On Sunday morning, as we stood outside of the park visitor center to get our day passes, we got to chat with a few of our fellow campers. We met a woman and her two fluffy white dogs, Jesse and Henry, who was visiting Hueco with her husband as one destination on their “bird tour” of Texas. Throughout the year, they are hoping to identify 300 or so birds throughout the state. Jesse and Henry’s parents (we didn’t learn their names) have lived some form of van or RV-life since the 1970s, sometimes full-time, and at other times just for shorter vacations.
We also met a young family with twin girls who were traveling around the US in their Winnebago View, a smaller camper van. They were boulderers too and we enjoyed trading tips on places to visit along our travels. It’s always inspiring to see young families traveling full-time, a little glimpse into our (distant) future.
We love seeing how different people approach the nomadic lifestyle. Some live large in fancy converted Sprinter vans or huge RVs and spend all of their time camping at established campsites with amenities. Others live much more simply, living out of the back of SUVs, minivans, or smaller vans and camping in the middle of the desert on public land or stealth camping in cities. We seem to be somewhere in-between, the perfect spot to meet all types of fellow nomads.
We ended our first weekend with thin fingertips and a few more scrapes and bruises than before, but replenished by the fresh outdoor air and stoked to come back the next weekend.
The next week, we took off work Thursday and Friday and climbed Thursday, Friday, and Saturday. Knowing that we had three full days of hard climbing ahead of us, we took our days a little bit more slowly. We also bought a guidebook so that we could find new areas of the park and a knee pad to protect our legs from getting more banged up.
While the knee pad helped protect our legs, it didn’t prevent Choi from finishing the weekend looking like he’d come out of a fight, with bloody knuckles and a split lip. The weather our second weekend was sunny but super windy. Most of the time this wasn’t an issue, but it did make some of the taller climbs we tried, like Sign of the Cross (V3), a bit spooky. We didn’t end up sending this one and will have to come back on a future trip.

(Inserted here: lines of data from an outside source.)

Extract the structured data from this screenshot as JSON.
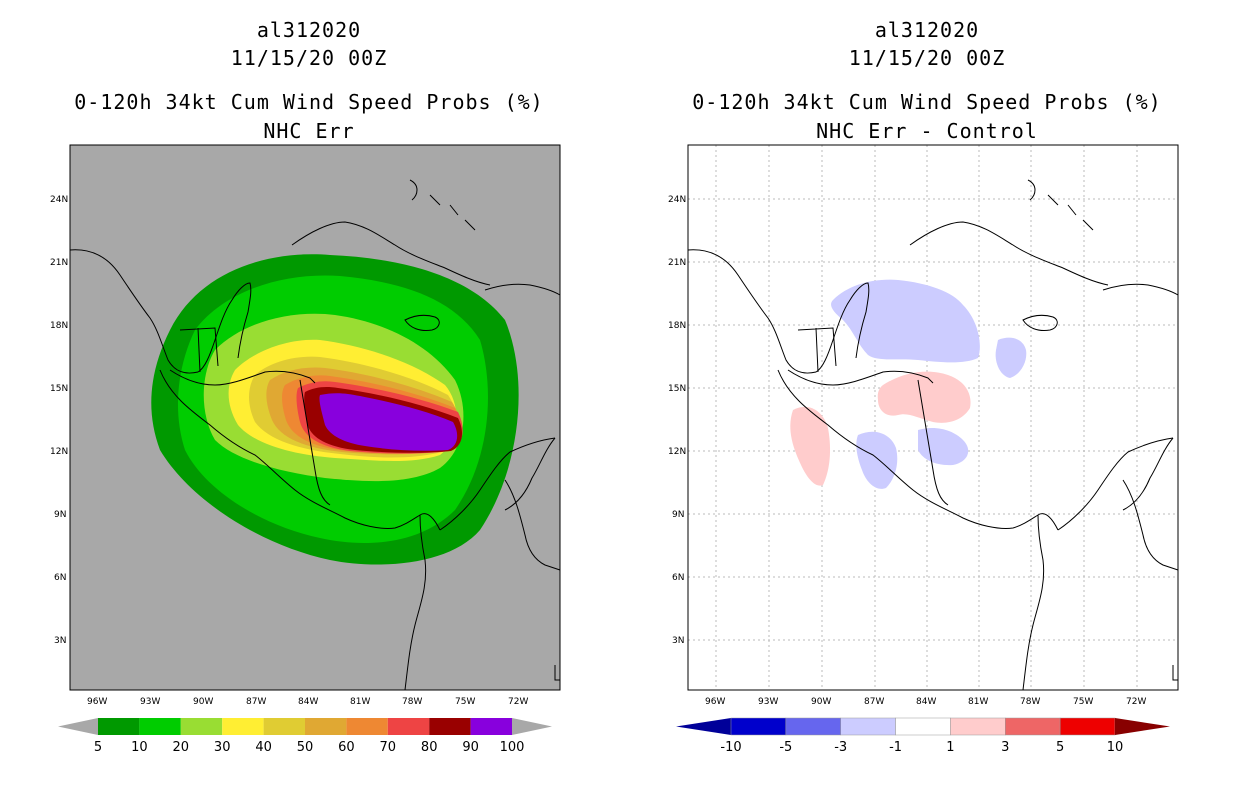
{
  "left_panel": {
    "title_lines": [
      "al312020",
      "11/15/20 00Z",
      "0-120h 34kt Cum Wind Speed Probs (%)",
      "NHC Err"
    ],
    "lat_labels": [
      "24N",
      "21N",
      "18N",
      "15N",
      "12N",
      "9N",
      "6N",
      "3N"
    ],
    "lon_labels": [
      "96W",
      "93W",
      "90W",
      "87W",
      "84W",
      "81W",
      "78W",
      "75W",
      "72W"
    ],
    "colorbar": {
      "labels": [
        "5",
        "10",
        "20",
        "30",
        "40",
        "50",
        "60",
        "70",
        "80",
        "90",
        "100"
      ],
      "colors": [
        "#009900",
        "#00cc00",
        "#99dd33",
        "#ffee33",
        "#e0cc33",
        "#e0a833",
        "#ee8833",
        "#ee4444",
        "#990000",
        "#8800dd"
      ],
      "under_color": "#a8a8a8",
      "over_color": "#a8a8a8"
    },
    "background_color": "#a8a8a8"
  },
  "right_panel": {
    "title_lines": [
      "al312020",
      "11/15/20 00Z",
      "0-120h 34kt Cum Wind Speed Probs (%)",
      "NHC Err - Control"
    ],
    "lat_labels": [
      "24N",
      "21N",
      "18N",
      "15N",
      "12N",
      "9N",
      "6N",
      "3N"
    ],
    "lon_labels": [
      "96W",
      "93W",
      "90W",
      "87W",
      "84W",
      "81W",
      "78W",
      "75W",
      "72W"
    ],
    "colorbar": {
      "labels": [
        "-10",
        "-5",
        "-3",
        "-1",
        "1",
        "3",
        "5",
        "10"
      ],
      "colors": [
        "#0000cc",
        "#6666ee",
        "#ccccff",
        "#ffffff",
        "#ffcccc",
        "#ee6666",
        "#ee0000"
      ],
      "under_color": "#000099",
      "over_color": "#880000"
    },
    "background_color": "#ffffff"
  }
}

We did however, send a couple of our other projects, most exciting being Lobster Claw (V5). Lobster Claw is a climb that I first tried on my first trip to Hueco back in May 2018. Back then, it felt impossible but on every trip since I, and now Choi, have made slow but steady progress.
We found ourselves in the cool cave-like area of Lobster Claw around lunch time on Saturday. After finding some new beta (a new way of climbing the boulder) Choi finally sent it! I followed up with a send about 45 minutes and 3 or 4 attempts later, a slightly delayed send train (check out the video on our instagram)
Friday evening wasn’t quite as windy as the other days so we rewarded ourselves by baking cinnamon rolls over our camp stove in our Omnia Oven and playing cards outside.
We spent Saturday morning climbing in the Girls of Texas area and Choi finally got in his send, cheered on by a squawking flock of quail and some friendly beginner climbers who were on their first outdoor bouldering trip. It’s always feels great to finish a climb you’ve put so much work into and it was awesome to cheer Choi on as he got in a morning send on our last day!
Tired but accomplished, we packed up the van and hit the road towards Utah, a new state for me and where we’ll spend the rest of the month.
Hueco Tanks, we love your fiery sunsets, your friendly campers, and your amazing climbs. Along We Go!
Meredith Davis · March 13, 2021 at 9:34 pm
Woohoo, love how you guys can pivot to go where you want to go, and how cool that only 70 can get on those boulders at a time! I bet you guys were first in line 🙂 Tell Choi he did an excellent job on that bob, it looks adorable. And good job on the climbs, you are both getting so strong (and beat up!)